La libertà ed uguaglianza del voto non mi pare trovi spazio applicativo nel confermare i capilista bloccati e le candidature plurime, dove sarà, per quest’ultime, un sorteggio a stabilire dove assegnare il seggio. Se il voto è uguale, vorrà dire che tutti hanno uguale peso e il conteggio democratico del numero di questi, sarà l’unico “legale” strumento per assegnare un seggio parlamentare e non invece assegnato attraverso un diritto privatistico soggettivo dei capi bastone dei partiti. Lo stesso dicasi per le pluri-candidature, dove il mio voto verrà usufruito da un candidato diverso, forse a me guarda caso antipatico, a cui non avrei mai dato il mio voto.

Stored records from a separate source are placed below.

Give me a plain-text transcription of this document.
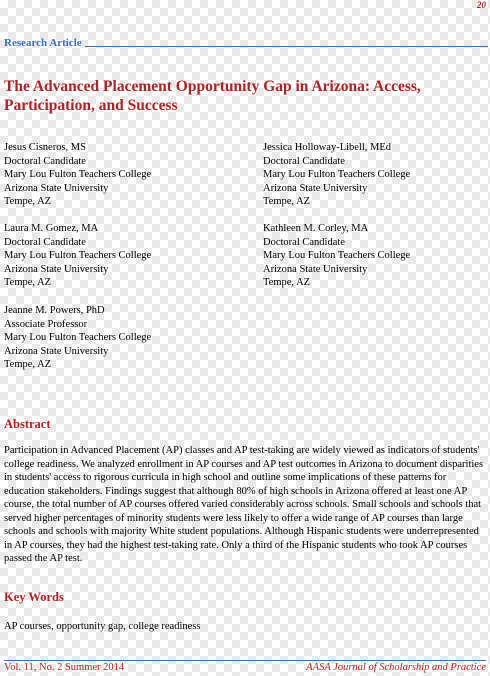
20
Research Article
The Advanced Placement Opportunity Gap in Arizona: Access, Participation, and Success
Jesus Cisneros, MS
Doctoral Candidate
Mary Lou Fulton Teachers College
Arizona State University
Tempe, AZ
Jessica Holloway-Libell, MEd
Doctoral Candidate
Mary Lou Fulton Teachers College
Arizona State University
Tempe, AZ
Laura M. Gomez, MA
Doctoral Candidate
Mary Lou Fulton Teachers College
Arizona State University
Tempe, AZ
Kathleen M. Corley, MA
Doctoral Candidate
Mary Lou Fulton Teachers College
Arizona State University
Tempe, AZ
Jeanne M. Powers, PhD
Associate Professor
Mary Lou Fulton Teachers College
Arizona State University
Tempe, AZ
Abstract

Participation in Advanced Placement (AP) classes and AP test-taking are widely viewed as indicators of students' college readiness. We analyzed enrollment in AP courses and AP test outcomes in Arizona to document disparities in students' access to rigorous curricula in high school and outline some implications of these patterns for education stakeholders. Findings suggest that although 80% of high schools in Arizona offered at least one AP course, the total number of AP courses offered varied considerably across schools. Small schools and schools that served higher percentages of minority students were less likely to offer a wide range of AP courses than large schools and schools with majority White student populations. Although Hispanic students were underrepresented in AP courses, they had the highest test-taking rate. Only a third of the Hispanic students who took AP courses passed the AP test.

Key Words

AP courses, opportunity gap, college readiness

Vol. 11, No. 2 Summer 2014	AASA Journal of Scholarship and Practice
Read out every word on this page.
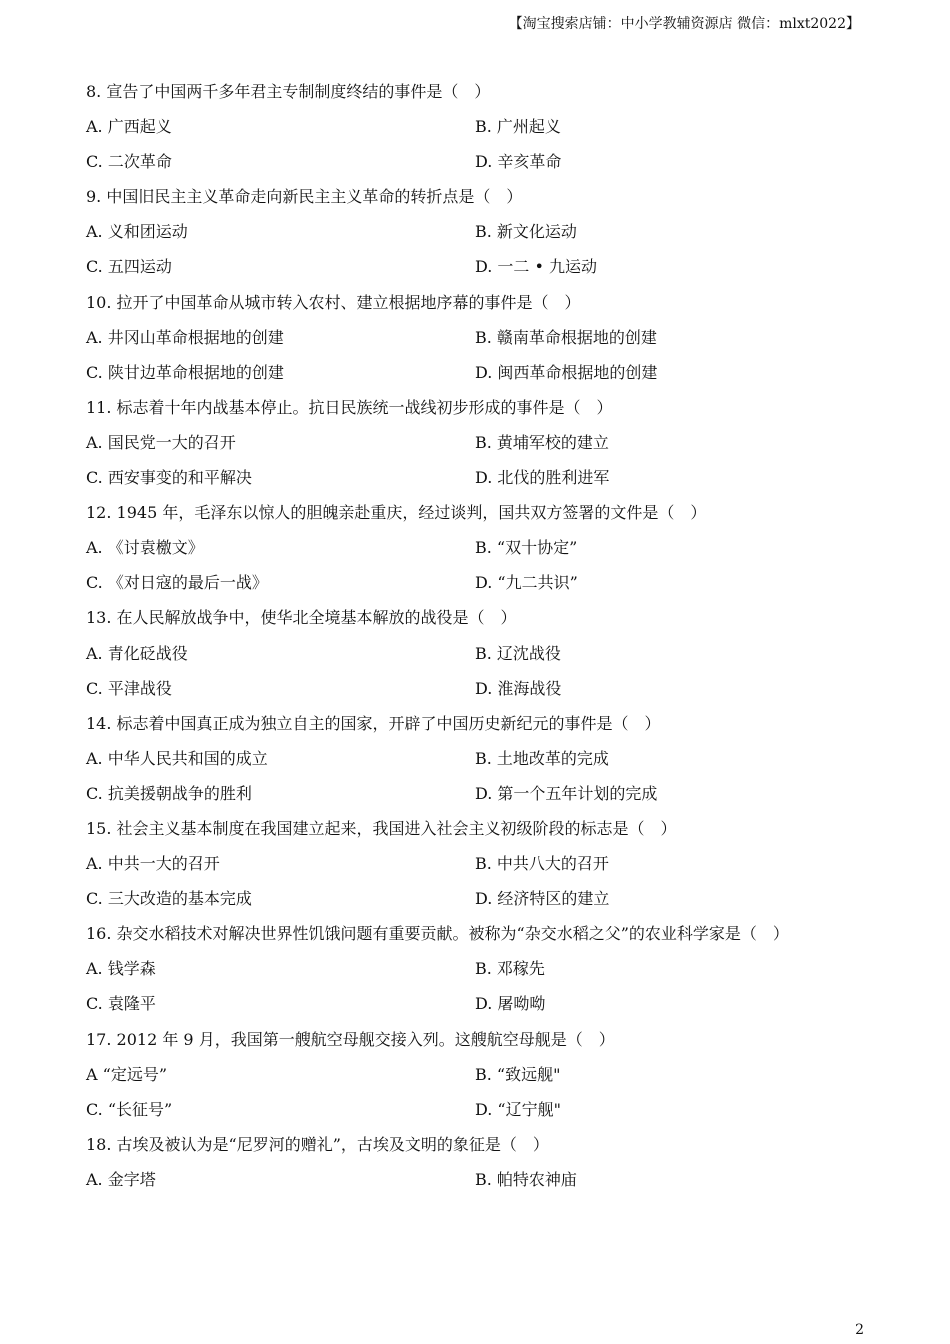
【淘宝搜索店铺：中小学教辅资源店 微信：mlxt2022】
8. 宣告了中国两千多年君主专制制度终结的事件是（　）
A. 广西起义	B. 广州起义
C. 二次革命	D. 辛亥革命
9. 中国旧民主主义革命走向新民主主义革命的转折点是（　）
A. 义和团运动	B. 新文化运动
C. 五四运动	D. 一二 • 九运动
10. 拉开了中国革命从城市转入农村、建立根据地序幕的事件是（　）
A. 井冈山革命根据地的创建	B. 赣南革命根据地的创建
C. 陕甘边革命根据地的创建	D. 闽西革命根据地的创建
11. 标志着十年内战基本停止。抗日民族统一战线初步形成的事件是（　）
A. 国民党一大的召开	B. 黄埔军校的建立
C. 西安事变的和平解决	D. 北伐的胜利进军
12. 1945 年，毛泽东以惊人的胆魄亲赴重庆，经过谈判，国共双方签署的文件是（　）
A. 《讨袁檄文》	B. “双十协定”
C. 《对日寇的最后一战》	D. “九二共识”
13. 在人民解放战争中，使华北全境基本解放的战役是（　）
A. 青化砭战役	B. 辽沈战役
C. 平津战役	D. 淮海战役
14. 标志着中国真正成为独立自主的国家，开辟了中国历史新纪元的事件是（　）
A. 中华人民共和国的成立	B. 土地改革的完成
C. 抗美援朝战争的胜利	D. 第一个五年计划的完成
15. 社会主义基本制度在我国建立起来，我国进入社会主义初级阶段的标志是（　）
A. 中共一大的召开	B. 中共八大的召开
C. 三大改造的基本完成	D. 经济特区的建立
16. 杂交水稻技术对解决世界性饥饿问题有重要贡献。被称为“杂交水稻之父”的农业科学家是（　）
A. 钱学森	B. 邓稼先
C. 袁隆平	D. 屠呦呦
17. 2012 年 9 月，我国第一艘航空母舰交接入列。这艘航空母舰是（　）
A “定远号”	B. “致远舰"
C. “长征号”	D. “辽宁舰"
18. 古埃及被认为是“尼罗河的赠礼”，古埃及文明的象征是（　）
A. 金字塔	B. 帕特农神庙
2
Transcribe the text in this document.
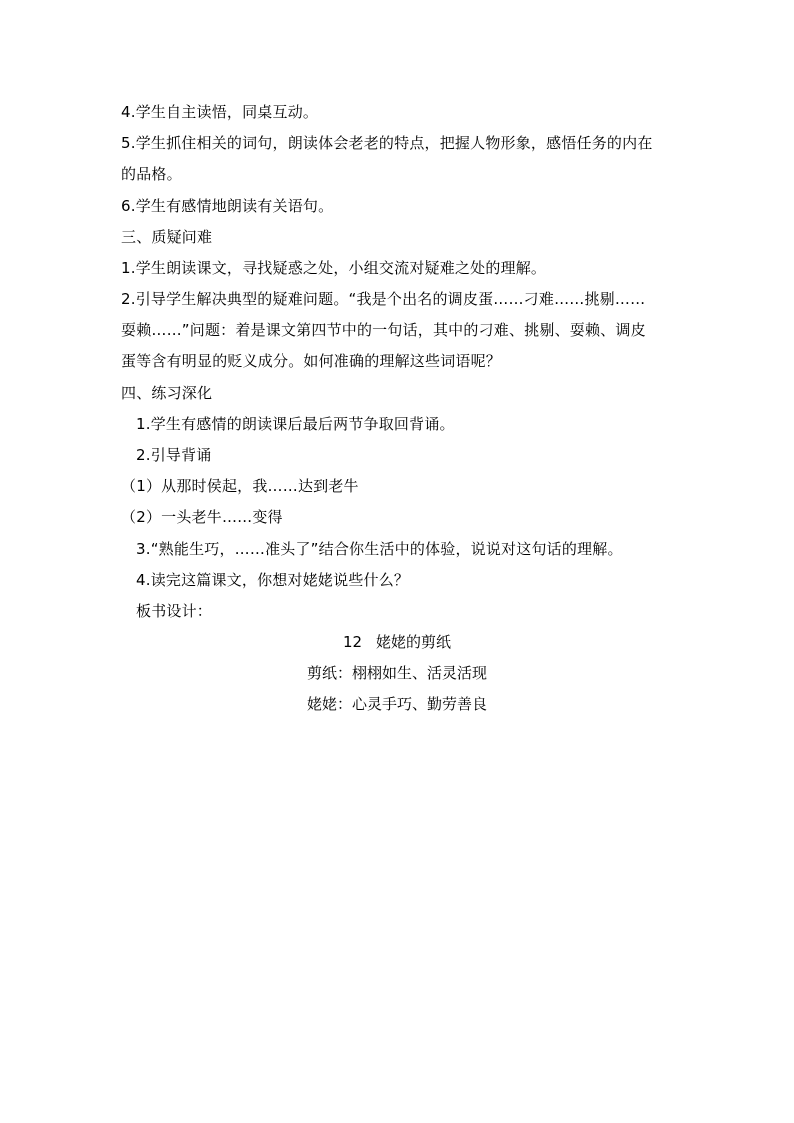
4.学生自主读悟，同桌互动。
5.学生抓住相关的词句，朗读体会老老的特点，把握人物形象，感悟任务的内在
的品格。
6.学生有感情地朗读有关语句。
三、质疑问难
1.学生朗读课文，寻找疑惑之处，小组交流对疑难之处的理解。
2.引导学生解决典型的疑难问题。“我是个出名的调皮蛋……刁难……挑剔……
耍赖……”问题：着是课文第四节中的一句话，其中的刁难、挑剔、耍赖、调皮
蛋等含有明显的贬义成分。如何准确的理解这些词语呢？
四、练习深化
1.学生有感情的朗读课后最后两节争取回背诵。
2.引导背诵
（1）从那时侯起，我……达到老牛
（2）一头老牛……变得
3.“熟能生巧，……准头了”结合你生活中的体验，说说对这句话的理解。
4.读完这篇课文，你想对姥姥说些什么？
板书设计：
12 姥姥的剪纸
剪纸：栩栩如生、活灵活现
姥姥：心灵手巧、勤劳善良
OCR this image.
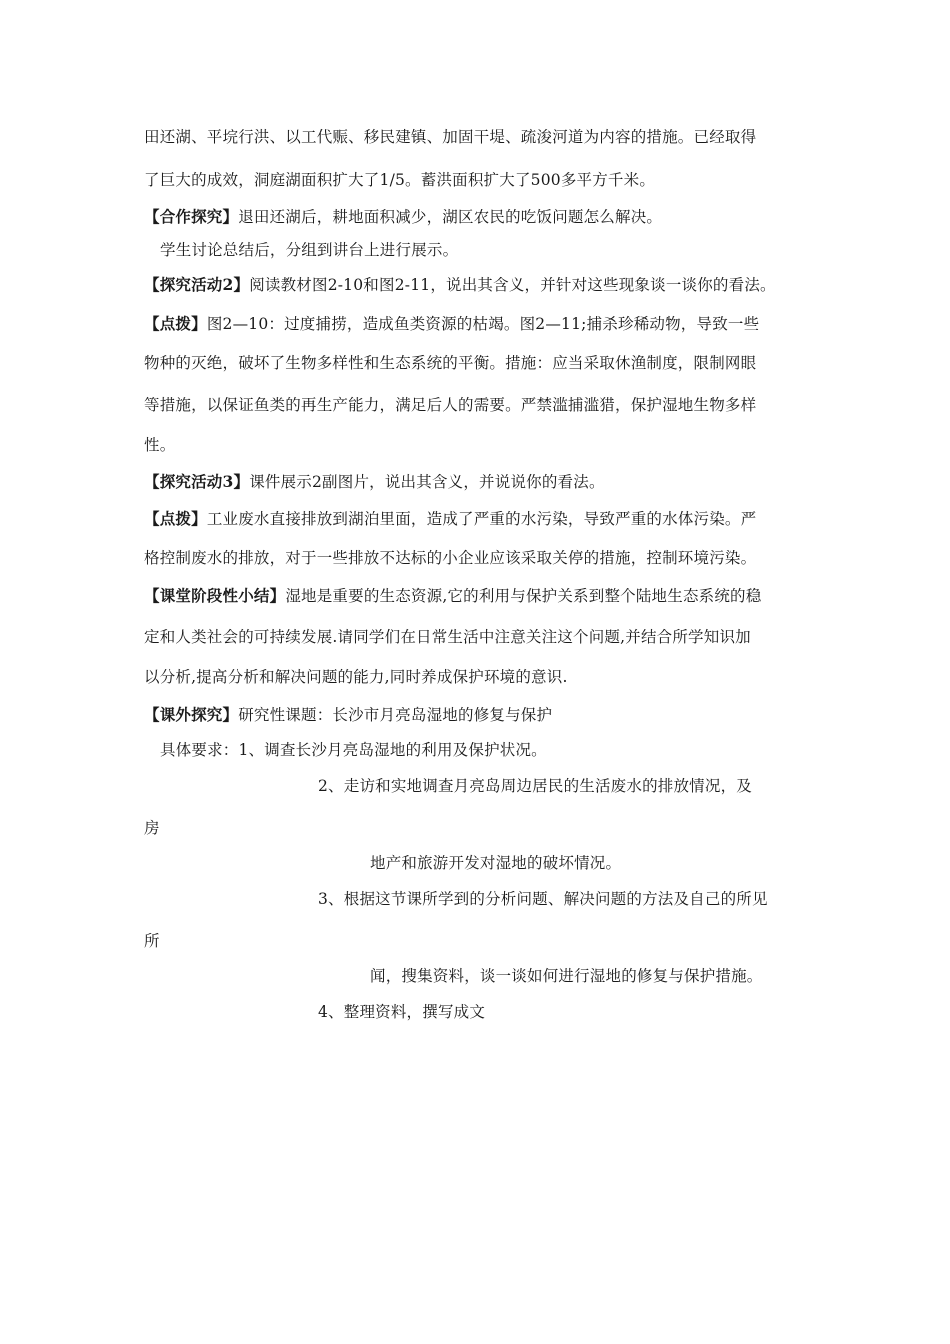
田还湖、平垸行洪、以工代赈、移民建镇、加固干堤、疏浚河道为内容的措施。已经取得
了巨大的成效，洞庭湖面积扩大了1/5。蓄洪面积扩大了500多平方千米。
【合作探究】退田还湖后，耕地面积减少，湖区农民的吃饭问题怎么解决。
学生讨论总结后，分组到讲台上进行展示。
【探究活动2】阅读教材图2-10和图2-11，说出其含义，并针对这些现象谈一谈你的看法。
【点拨】图2—10：过度捕捞，造成鱼类资源的枯竭。图2—11;捕杀珍稀动物，导致一些
物种的灭绝，破坏了生物多样性和生态系统的平衡。措施：应当采取休渔制度，限制网眼
等措施，以保证鱼类的再生产能力，满足后人的需要。严禁滥捕滥猎，保护湿地生物多样
性。
【探究活动3】课件展示2副图片，说出其含义，并说说你的看法。
【点拨】工业废水直接排放到湖泊里面，造成了严重的水污染，导致严重的水体污染。严
格控制废水的排放，对于一些排放不达标的小企业应该采取关停的措施，控制环境污染。
【课堂阶段性小结】湿地是重要的生态资源,它的利用与保护关系到整个陆地生态系统的稳
定和人类社会的可持续发展.请同学们在日常生活中注意关注这个问题,并结合所学知识加
以分析,提高分析和解决问题的能力,同时养成保护环境的意识.
【课外探究】研究性课题：长沙市月亮岛湿地的修复与保护
具体要求：1、调查长沙月亮岛湿地的利用及保护状况。
2、走访和实地调查月亮岛周边居民的生活废水的排放情况，及
房
地产和旅游开发对湿地的破坏情况。
3、根据这节课所学到的分析问题、解决问题的方法及自己的所见
所
闻，搜集资料，谈一谈如何进行湿地的修复与保护措施。
4、整理资料，撰写成文
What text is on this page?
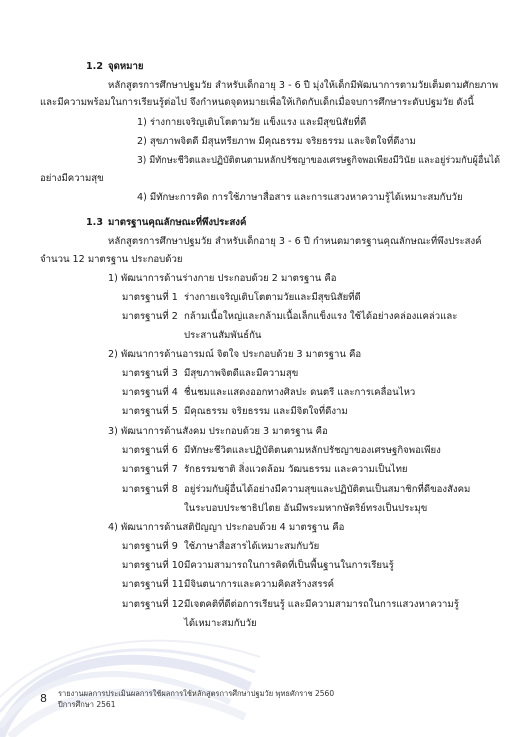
1.2 จุดหมาย
หลักสูตรการศึกษาปฐมวัย สำหรับเด็กอายุ 3 - 6 ปี มุ่งให้เด็กมีพัฒนาการตามวัยเต็มตามศักยภาพ
และมีความพร้อมในการเรียนรู้ต่อไป จึงกำหนดจุดหมายเพื่อให้เกิดกับเด็กเมื่อจบการศึกษาระดับปฐมวัย ดังนี้
1) ร่างกายเจริญเติบโตตามวัย แข็งแรง และมีสุขนิสัยที่ดี
2) สุขภาพจิตดี มีสุนทรียภาพ มีคุณธรรม จริยธรรม และจิตใจที่ดีงาม
3) มีทักษะชีวิตและปฏิบัติตนตามหลักปรัชญาของเศรษฐกิจพอเพียงมีวินัย และอยู่ร่วมกับผู้อื่นได้
อย่างมีความสุข
4) มีทักษะการคิด การใช้ภาษาสื่อสาร และการแสวงหาความรู้ได้เหมาะสมกับวัย
1.3 มาตรฐานคุณลักษณะที่พึงประสงค์
หลักสูตรการศึกษาปฐมวัย สำหรับเด็กอายุ 3 - 6 ปี กำหนดมาตรฐานคุณลักษณะที่พึงประสงค์
จำนวน 12 มาตรฐาน ประกอบด้วย
1) พัฒนาการด้านร่างกาย ประกอบด้วย 2 มาตรฐาน คือ
มาตรฐานที่ 1 ร่างกายเจริญเติบโตตามวัยและมีสุขนิสัยที่ดี
มาตรฐานที่ 2 กล้ามเนื้อใหญ่และกล้ามเนื้อเล็กแข็งแรง ใช้ได้อย่างคล่องแคล่วและ
ประสานสัมพันธ์กัน
2) พัฒนาการด้านอารมณ์ จิตใจ ประกอบด้วย 3 มาตรฐาน คือ
มาตรฐานที่ 3 มีสุขภาพจิตดีและมีความสุข
มาตรฐานที่ 4 ชื่นชมและแสดงออกทางศิลปะ ดนตรี และการเคลื่อนไหว
มาตรฐานที่ 5 มีคุณธรรม จริยธรรม และมีจิตใจที่ดีงาม
3) พัฒนาการด้านสังคม ประกอบด้วย 3 มาตรฐาน คือ
มาตรฐานที่ 6 มีทักษะชีวิตและปฏิบัติตนตามหลักปรัชญาของเศรษฐกิจพอเพียง
มาตรฐานที่ 7 รักธรรมชาติ สิ่งแวดล้อม วัฒนธรรม และความเป็นไทย
มาตรฐานที่ 8 อยู่ร่วมกับผู้อื่นได้อย่างมีความสุขและปฏิบัติตนเป็นสมาชิกที่ดีของสังคม
ในระบอบประชาธิปไตย อันมีพระมหากษัตริย์ทรงเป็นประมุข
4) พัฒนาการด้านสติปัญญา ประกอบด้วย 4 มาตรฐาน คือ
มาตรฐานที่ 9 ใช้ภาษาสื่อสารได้เหมาะสมกับวัย
มาตรฐานที่ 10 มีความสามารถในการคิดที่เป็นพื้นฐานในการเรียนรู้
มาตรฐานที่ 11 มีจินตนาการและความคิดสร้างสรรค์
มาตรฐานที่ 12 มีเจตคติที่ดีต่อการเรียนรู้ และมีความสามารถในการแสวงหาความรู้
ได้เหมาะสมกับวัย
8 รายงานผลการประเมินผลการใช้ผลการใช้หลักสูตรการศึกษาปฐมวัย พุทธศักราช 2560
ปีการศึกษา 2561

Alla luce di queste semplici e se vogliamo banali riflessioni su quanto previsto dall’art. 48 della Costituzione, mi chiedo, perché la suprema corte ha ritenuto mantenere in piedi questi due aspetti che io ritengo rappresentare solo delle storture non adeguate ad un sistema democratico? Mentre ho in un certo qual modo intravisto una certa giustificazione (anche se poi è parsa più una sottile interpretazione di lana caprina) l’abolizione del ballottaggio, per il resto nutro qualche sincero dubbio.
Una ulteriore perplesità su cui si potrebbero scrivere fiumi d’inchiostro, resta quello di aver respinto la richiesta di referendum sull’articolo 18. In merito è stato addotto l’escamotage che la formulazione della richiesta di referendum era errata in quanto prevedeva una nuova formulazione dell’art.18. Mi chiedo perché non ha respinto la nuova eventuale ipotizzata riformulazione, approvando però la legittima richiesta referendaria in materia? Per analogia applicativa, avrebbero potuto, come hanno fatto con il ballottaggio, ritenere superflua la formulazione della richiesta referendaria, approvando però quello che oltre milioni di firme chiedevano, ovvero la reintroduzione dell’art. 18.
Alla fine della giostra di tutti questi voli pindarici, nell’ambito di un sistema giudiziario già particolarmente complesso e difficile, si ha la sensazione che mi auguro sia sbagliata, che in queste ultime due circostanze la corte costituzionale abbia emesso delle sentenze con una buona dose di politichese.